MIAMI BEACH, Fla. - The famous Miami Beach home where prohibition-era mobster Al Capone died has recently undergone a makeover.
Local 10 News toured the property at 93 Palm Avenue during an open house Wednesday.
Built in 1922, the home was purchased by Capone in his wife's name for $40,000 in cash in 1928.
The Palm Island mansion was Capone's retreat during the St.

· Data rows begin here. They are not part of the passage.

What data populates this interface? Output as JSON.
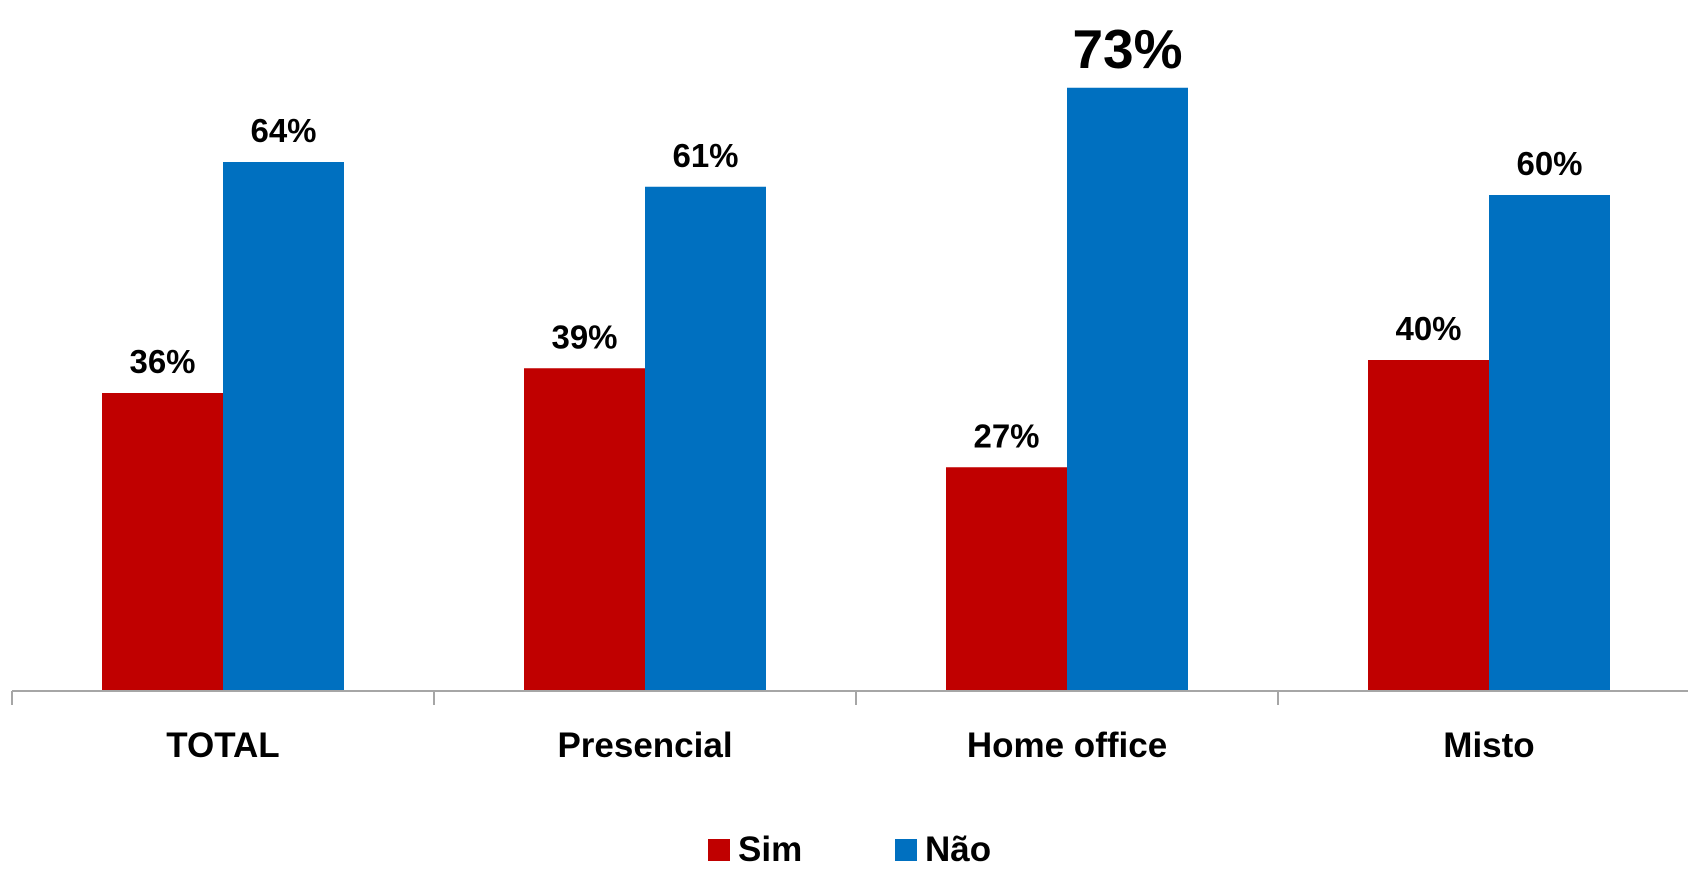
{
  "chart_data": {
    "type": "bar",
    "categories": [
      "TOTAL",
      "Presencial",
      "Home office",
      "Misto"
    ],
    "series": [
      {
        "name": "Sim",
        "color": "#C00000",
        "values": [
          36,
          39,
          27,
          40
        ],
        "labels": [
          "36%",
          "39%",
          "27%",
          "40%"
        ]
      },
      {
        "name": "Não",
        "color": "#0070C0",
        "values": [
          64,
          61,
          73,
          60
        ],
        "labels": [
          "64%",
          "61%",
          "73%",
          "60%"
        ]
      }
    ],
    "title": "",
    "xlabel": "",
    "ylabel": "",
    "ylim": [
      0,
      100
    ],
    "value_unit": "%",
    "grid": false,
    "legend": {
      "position": "bottom",
      "items": [
        "Sim",
        "Não"
      ]
    },
    "axis_color": "#A6A6A6",
    "emphasized_label": "73%"
  }
}
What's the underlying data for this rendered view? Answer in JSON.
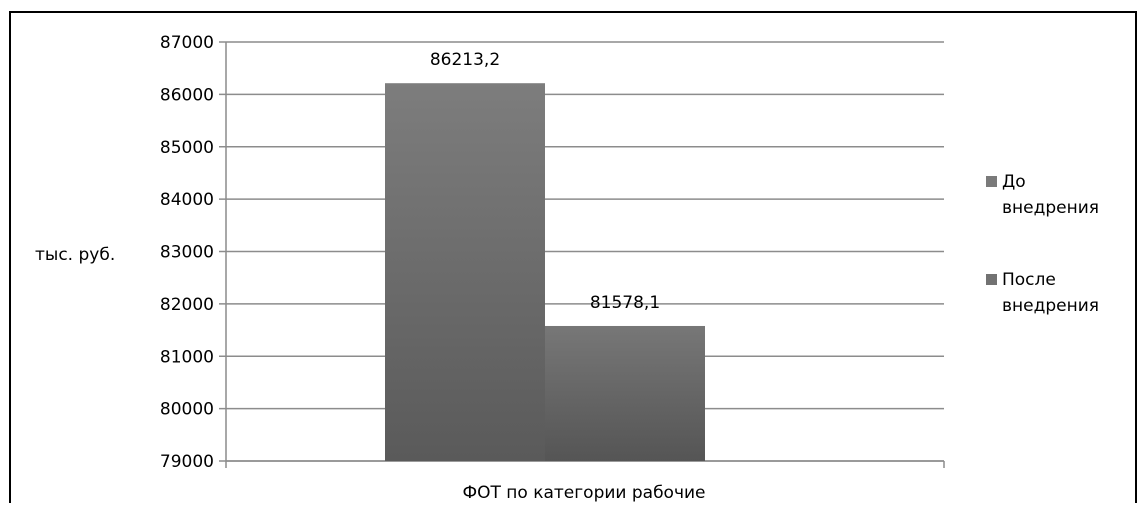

Valentine's Day Massacre on Feb. 14, 1929, when seven rival mobsters were fatally shot in Chicago.
According to the FBI's website, a physician's affidavit stated that Capone had been suffering from bronchial pneumonia and was confined to his bed at the home from Jan. 13 to Feb. 23.
The FBI issued a subpoena for Capone to appear before a grand jury, but his lawyers filed for postponement, citing the doctor's advisement that it would be dangerous to Capone's health to travel to Chicago.
Federal agents obtained statements that Capone had attended race tracks in the Miami area, traveled to the Bahamas and appeared to be in good health on each of those occasions.
In 1931, Capone was convicted of tax evasion and sentenced to 11 years in federal prison.
Capone returned to the home in 1938 after his release and remained there until his death at the age of 48 on Jan. 25, 1947.
The home was later sold in 1952 and had several owners before MB America purchased it in 2014.
Deirdre Marie Capone recently wrote a book about her great uncle appropriately titled, "Uncle Al Capone." She said the home was an important part of his life.
"It was very important because it got his wife and son out of Chicago," she told Local 10 News reporter Todd Tongen. "He was having bad dreams that his son was killed."
She said Capone was able to escape his criminal reputation in South Florida.
"As a matter of fact, he was treated as royalty down here because of this home," she said.
Deirdre Marie Capone said she remembers visiting him with her father the day before he died.
"He took a shower," she recalled. "He had two male nurses. They were toweling him down, and he fell to the floor with a thud."
Miami-Dade County property records show that the 30,000-square-foot property is valued at more than $5 million.
Much of the second floor of the home remains under construction, but once it is completed, the property will be used as a film and video production studio.